Histologically, MTCs classically exhibit nested growth, uniform cells with round to slightly spindled nuclei, and the presence of extracellular deposition of amyloid. Departure from this prototype can cause diagnostic confusion to the degree that MTC mimics other types of primary thyroid neoplasm: The presence of a true papillary architecture can cause confusion with papillary carcinoma; the presence of oncocytic change can cause confusion with Hurthle cell neoplasms; and the presence of follicular growth can cause confusion with follicular neoplasms, particularly in the absence of stromal amyloid deposition.

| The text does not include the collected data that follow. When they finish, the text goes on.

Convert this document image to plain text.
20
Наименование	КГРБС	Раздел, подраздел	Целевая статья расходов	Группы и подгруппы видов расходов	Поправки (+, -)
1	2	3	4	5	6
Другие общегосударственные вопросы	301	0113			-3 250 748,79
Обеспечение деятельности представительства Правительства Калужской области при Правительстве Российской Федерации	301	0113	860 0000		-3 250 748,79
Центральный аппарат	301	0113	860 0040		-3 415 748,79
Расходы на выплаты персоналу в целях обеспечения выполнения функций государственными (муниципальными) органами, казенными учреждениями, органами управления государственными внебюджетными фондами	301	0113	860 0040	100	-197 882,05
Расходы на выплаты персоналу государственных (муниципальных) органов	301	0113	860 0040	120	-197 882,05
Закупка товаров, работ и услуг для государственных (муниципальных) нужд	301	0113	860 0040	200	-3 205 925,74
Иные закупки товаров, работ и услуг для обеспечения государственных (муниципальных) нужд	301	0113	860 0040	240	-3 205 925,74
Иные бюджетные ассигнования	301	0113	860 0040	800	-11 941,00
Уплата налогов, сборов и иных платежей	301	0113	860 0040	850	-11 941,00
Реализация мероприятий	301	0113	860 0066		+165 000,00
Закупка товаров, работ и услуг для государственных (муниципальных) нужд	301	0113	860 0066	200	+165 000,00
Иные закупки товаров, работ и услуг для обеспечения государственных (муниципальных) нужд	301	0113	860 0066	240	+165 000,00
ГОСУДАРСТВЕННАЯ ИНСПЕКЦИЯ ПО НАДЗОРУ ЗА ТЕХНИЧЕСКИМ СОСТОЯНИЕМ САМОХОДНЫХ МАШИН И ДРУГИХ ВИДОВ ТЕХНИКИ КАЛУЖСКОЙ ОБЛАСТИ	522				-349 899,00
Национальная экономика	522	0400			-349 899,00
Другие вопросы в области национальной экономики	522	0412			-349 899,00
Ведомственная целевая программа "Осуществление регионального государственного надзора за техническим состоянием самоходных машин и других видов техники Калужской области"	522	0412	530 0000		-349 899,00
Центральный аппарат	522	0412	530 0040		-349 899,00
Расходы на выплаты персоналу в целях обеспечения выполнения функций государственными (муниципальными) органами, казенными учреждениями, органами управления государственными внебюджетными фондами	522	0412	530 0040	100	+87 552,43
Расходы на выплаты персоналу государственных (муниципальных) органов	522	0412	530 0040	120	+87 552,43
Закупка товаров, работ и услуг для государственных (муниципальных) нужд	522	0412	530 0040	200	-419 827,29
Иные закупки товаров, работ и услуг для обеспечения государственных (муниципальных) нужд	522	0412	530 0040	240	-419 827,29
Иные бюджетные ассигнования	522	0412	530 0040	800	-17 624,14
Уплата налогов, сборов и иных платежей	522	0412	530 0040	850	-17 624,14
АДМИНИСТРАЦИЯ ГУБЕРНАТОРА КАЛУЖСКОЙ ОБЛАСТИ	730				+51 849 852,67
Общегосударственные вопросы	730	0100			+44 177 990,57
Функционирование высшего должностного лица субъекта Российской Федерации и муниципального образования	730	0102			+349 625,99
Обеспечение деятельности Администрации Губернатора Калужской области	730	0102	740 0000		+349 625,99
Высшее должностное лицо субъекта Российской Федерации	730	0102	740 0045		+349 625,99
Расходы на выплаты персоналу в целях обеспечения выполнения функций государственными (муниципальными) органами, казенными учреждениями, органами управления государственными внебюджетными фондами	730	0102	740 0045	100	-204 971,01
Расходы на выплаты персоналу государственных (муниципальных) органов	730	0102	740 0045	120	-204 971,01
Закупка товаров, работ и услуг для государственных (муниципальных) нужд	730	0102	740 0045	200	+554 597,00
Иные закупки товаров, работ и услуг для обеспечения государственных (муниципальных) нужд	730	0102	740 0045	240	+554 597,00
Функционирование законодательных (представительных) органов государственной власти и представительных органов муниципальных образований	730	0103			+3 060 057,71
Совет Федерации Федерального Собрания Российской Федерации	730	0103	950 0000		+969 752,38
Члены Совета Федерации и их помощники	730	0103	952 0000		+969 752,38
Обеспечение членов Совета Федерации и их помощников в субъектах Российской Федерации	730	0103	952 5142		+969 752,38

Immunohistochemistry can be helpful in confirming the diagnosis, but there are a few diagnostic pitfalls that must be avoided when interpreting the results of immunohistochemical analysis. First, thyroglobulin staining can reflect entrapped non-neoplastic thyroid follicles. This common phenomenon should always be considered before excluding the diagnosis of MTC based on positive staining in the follicles scattered throughout the tumor nodule. Second, MTCs are commonly TTF-1 positive. Accordingly, TTF-1 immunohistochemical staining plays no role in distinguishing tumors of follicular epithelial origin from tumors of C-cell origin. Third, not all MTCs retain calcitonin positivity. It is a good idea to look for other markers of MTC in addition to calcitonin: chromogranin is a more sensitive marker of neuroendocrine differentiation, and CEA is generally expressed in all MTCs, even those that lose calcitonin expression.
The presence of follicular structures in a MTC raises consideration of: 1) entrapped non-neoplastic thyroid follicles, 2) follicular variant of MTC, and 3) mixed follicular and MTC. The finding that these scattered follicles express thyroglobulin but not CEA would support the interpretation of entrapped thyroid follicles.